Home is a State of Mind
I have never truly felt a connection to home. I have never experienced a static cling to a stationary place that has seen me through my various stages of development. I wish I had. I wish I could say the walls that have heard my first words were the same walls I clung to while fumbling my way into adulthood. I wish I could say there is an address I have rattled off since I was a child; a certain smell I associate with comfort and safety; a doorway that is able to lift the weight of the world off my shoulders as I walk through it; a floor that has kept me grounded all these years, but there isn’t. All there is is nostalgia for memories I have never made near a place I didn’t grown up in with a doorstep I haven’t tripped over in front of a house that never built me.
Home is a state of mind, I say to myself as my mom and I move out of a waterbug-infested basement in Brooklyn into a more expensive roach-infested apartment in Brooklyn.
Home is a state of mind, I say to myself as my mom and I are evicted from this roach-infested apartment in Brooklyn, as I pack 13 years’ worth of tantrums and sleepovers and first kisses and screaming matches into garbage bags and cardboard boxes to be hauled into storage.
Home is a state of mind, I say to myself as my mom and I couch surf our way through a holiday season because we hadn’t been able to wade through the sea of renter’s red tape fast enough to slap a return address on our Hanukkah cards before the last one was ripped off the envelopes.
Home is a state of mind, I say to myself as I am thrown out of a place I never really considered mine three months after graduating college because a one-bedroom apartment isn’t big enough for the two of us anymore.
Home is a state of mind, I say to myself as I walk through a doorway that has lifted someone else’s burdens; sleep on a mattress that’s molded to the curve of a body that is not mine; survey walls that document a life I didn’t live.

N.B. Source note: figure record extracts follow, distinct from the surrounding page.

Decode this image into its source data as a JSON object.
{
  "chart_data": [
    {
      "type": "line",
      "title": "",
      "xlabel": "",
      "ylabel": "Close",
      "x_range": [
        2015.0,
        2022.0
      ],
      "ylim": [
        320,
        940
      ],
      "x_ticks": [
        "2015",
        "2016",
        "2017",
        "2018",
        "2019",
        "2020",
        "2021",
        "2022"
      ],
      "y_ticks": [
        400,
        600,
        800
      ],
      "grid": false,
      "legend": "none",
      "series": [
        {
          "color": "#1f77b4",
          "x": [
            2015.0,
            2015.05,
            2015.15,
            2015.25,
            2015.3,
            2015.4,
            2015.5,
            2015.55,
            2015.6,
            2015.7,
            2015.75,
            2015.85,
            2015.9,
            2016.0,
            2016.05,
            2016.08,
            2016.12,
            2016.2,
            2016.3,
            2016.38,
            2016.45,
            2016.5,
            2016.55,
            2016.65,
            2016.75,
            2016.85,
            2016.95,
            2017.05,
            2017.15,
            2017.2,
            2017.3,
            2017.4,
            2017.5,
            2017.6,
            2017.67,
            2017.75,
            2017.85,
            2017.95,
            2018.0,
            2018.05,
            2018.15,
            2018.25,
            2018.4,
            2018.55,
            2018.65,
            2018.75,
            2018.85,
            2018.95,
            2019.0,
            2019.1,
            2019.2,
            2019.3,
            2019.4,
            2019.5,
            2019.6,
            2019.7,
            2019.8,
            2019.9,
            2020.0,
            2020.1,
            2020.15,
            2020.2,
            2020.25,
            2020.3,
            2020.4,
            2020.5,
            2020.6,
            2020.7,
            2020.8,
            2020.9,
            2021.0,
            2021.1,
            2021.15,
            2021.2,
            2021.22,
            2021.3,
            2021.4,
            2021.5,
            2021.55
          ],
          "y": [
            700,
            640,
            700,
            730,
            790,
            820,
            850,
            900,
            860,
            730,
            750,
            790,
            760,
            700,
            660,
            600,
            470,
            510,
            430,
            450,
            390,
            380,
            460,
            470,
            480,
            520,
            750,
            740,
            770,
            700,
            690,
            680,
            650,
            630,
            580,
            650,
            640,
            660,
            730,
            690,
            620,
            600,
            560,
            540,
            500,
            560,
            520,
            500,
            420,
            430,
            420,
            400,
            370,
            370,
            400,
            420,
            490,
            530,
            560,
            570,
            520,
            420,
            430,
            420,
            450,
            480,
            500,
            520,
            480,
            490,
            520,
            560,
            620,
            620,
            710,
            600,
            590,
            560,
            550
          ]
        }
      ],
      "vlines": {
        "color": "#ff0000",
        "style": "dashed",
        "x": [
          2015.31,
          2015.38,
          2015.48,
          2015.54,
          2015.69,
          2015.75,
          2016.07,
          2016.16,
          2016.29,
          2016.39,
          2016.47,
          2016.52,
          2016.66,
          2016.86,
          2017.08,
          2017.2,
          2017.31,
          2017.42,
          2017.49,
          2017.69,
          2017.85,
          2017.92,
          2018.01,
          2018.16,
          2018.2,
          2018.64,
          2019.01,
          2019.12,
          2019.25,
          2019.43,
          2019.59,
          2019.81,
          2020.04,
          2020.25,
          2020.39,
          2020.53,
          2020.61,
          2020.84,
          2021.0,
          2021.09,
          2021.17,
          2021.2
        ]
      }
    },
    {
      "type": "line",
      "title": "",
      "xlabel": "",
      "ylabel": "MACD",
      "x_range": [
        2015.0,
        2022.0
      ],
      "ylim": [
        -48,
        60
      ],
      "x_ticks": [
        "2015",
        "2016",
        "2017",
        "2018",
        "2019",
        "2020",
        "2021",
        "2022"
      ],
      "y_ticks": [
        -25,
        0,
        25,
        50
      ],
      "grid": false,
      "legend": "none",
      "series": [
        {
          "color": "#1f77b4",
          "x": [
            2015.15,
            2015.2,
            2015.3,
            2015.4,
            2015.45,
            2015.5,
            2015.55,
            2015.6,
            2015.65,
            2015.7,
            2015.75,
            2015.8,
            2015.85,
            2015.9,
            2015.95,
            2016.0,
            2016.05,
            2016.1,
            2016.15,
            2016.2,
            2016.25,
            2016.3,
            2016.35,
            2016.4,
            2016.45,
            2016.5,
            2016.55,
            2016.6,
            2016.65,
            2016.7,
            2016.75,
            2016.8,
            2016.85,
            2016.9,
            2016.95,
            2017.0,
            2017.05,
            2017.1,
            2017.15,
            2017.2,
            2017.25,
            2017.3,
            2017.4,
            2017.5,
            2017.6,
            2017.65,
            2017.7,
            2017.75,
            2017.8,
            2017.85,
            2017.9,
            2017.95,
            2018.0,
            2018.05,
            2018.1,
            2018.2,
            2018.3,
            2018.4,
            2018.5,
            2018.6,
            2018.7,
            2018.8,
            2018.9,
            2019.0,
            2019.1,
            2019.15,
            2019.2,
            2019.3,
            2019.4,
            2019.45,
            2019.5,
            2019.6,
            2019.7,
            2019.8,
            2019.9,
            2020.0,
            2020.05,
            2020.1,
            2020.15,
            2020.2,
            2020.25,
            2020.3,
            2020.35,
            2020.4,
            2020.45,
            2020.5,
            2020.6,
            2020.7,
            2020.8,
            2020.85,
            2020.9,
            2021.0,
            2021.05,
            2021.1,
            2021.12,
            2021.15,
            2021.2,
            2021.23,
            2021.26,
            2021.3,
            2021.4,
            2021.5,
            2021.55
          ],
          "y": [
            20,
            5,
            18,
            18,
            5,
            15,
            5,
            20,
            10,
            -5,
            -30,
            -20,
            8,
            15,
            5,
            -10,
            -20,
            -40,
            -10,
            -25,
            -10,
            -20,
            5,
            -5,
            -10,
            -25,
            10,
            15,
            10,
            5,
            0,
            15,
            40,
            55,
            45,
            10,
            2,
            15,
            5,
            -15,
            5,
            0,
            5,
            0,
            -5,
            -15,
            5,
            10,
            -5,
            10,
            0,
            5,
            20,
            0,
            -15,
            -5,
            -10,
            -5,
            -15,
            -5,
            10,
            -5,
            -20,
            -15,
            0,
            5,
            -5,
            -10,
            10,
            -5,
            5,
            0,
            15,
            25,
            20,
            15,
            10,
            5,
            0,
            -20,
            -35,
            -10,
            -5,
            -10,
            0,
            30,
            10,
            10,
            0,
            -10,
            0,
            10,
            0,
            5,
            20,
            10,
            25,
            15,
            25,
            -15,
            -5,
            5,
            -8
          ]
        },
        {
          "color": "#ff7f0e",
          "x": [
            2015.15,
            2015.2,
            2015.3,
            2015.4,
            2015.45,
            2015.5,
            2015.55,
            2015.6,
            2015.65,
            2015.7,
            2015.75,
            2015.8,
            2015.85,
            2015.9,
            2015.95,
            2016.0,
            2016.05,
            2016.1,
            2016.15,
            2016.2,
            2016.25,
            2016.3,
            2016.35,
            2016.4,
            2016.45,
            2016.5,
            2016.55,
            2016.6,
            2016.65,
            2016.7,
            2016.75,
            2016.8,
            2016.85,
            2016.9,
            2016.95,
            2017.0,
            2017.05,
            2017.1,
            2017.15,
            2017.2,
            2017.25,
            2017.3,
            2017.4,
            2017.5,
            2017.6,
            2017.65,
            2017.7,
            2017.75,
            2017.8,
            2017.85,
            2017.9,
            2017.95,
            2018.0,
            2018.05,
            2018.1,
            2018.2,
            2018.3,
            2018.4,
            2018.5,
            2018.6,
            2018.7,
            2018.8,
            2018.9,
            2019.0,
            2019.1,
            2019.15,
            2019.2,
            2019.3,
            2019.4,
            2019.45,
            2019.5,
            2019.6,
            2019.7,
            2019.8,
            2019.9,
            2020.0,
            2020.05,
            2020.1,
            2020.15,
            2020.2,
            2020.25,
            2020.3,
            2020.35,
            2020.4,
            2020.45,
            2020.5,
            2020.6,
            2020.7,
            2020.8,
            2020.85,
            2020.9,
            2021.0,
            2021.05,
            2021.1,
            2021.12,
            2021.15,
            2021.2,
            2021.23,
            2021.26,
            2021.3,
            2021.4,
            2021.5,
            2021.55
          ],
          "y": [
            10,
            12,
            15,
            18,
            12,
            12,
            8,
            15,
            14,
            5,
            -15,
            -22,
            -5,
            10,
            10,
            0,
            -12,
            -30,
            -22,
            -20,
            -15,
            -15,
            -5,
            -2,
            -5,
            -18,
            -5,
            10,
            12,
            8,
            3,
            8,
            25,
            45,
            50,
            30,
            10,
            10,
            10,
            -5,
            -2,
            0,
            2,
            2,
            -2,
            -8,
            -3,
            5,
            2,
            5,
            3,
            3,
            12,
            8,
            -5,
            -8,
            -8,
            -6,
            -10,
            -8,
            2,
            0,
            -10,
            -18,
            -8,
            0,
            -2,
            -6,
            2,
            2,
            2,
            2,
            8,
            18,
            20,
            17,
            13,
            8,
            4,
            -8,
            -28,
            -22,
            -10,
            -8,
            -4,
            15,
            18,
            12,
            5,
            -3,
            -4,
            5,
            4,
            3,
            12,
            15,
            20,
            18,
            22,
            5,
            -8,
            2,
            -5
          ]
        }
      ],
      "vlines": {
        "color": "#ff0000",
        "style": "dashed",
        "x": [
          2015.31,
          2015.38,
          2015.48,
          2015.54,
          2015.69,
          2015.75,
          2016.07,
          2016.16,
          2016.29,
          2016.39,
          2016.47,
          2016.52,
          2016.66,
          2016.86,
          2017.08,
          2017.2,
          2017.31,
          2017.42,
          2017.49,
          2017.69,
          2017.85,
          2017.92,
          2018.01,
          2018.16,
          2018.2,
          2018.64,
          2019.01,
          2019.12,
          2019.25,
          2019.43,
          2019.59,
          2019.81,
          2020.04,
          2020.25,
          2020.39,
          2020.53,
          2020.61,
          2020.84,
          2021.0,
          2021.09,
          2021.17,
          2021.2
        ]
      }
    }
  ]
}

Home is a state of mind, I say to myself, listening to my fellow 20-somethings smile with a faraway glint in their eye as they talk about going “home” for the holidays. I feel a pang in the hollowed-out part of my chest where home is supposed to live and think of what that tastes like, smells like, sounds like.
Home is a state of mind, I say to myself, and for the first time, I think maybe it is.
Maybe home is as much a house that has seen you grow from child to teen as it is an apartment in a new city you moved to three weeks ago to be closer to your first real job. Maybe home is as much the smell of warm cookies your mom will never reveal the recipe to as it is the Chinese takeout your aunt orders after a long day because her cooking is considered lethal in most states. Maybe home is drinking your favorite whiskey in a new zip code; nailing an old poster into a clean white wall; sinking into a mattress that hasn’t yet memorized the rhythm of anybody’s sleep cycle. Maybe creating a home is what makes it a home. Maybe buying a candle that smells like something I vaguely remember but can’t put my finger on will allow me to hold that familiarity in a jar and carry it with me wherever I go. Maybe not being afraid to truly occupy the space within these unfamiliar walls will allow me to inhabit it with every fiber of my being. Maybe that’s all homes are: empty spaces, and maybe it is up to us to inhabit them, fill them, remember them, build them, so one day, we can say they were the ones that built us.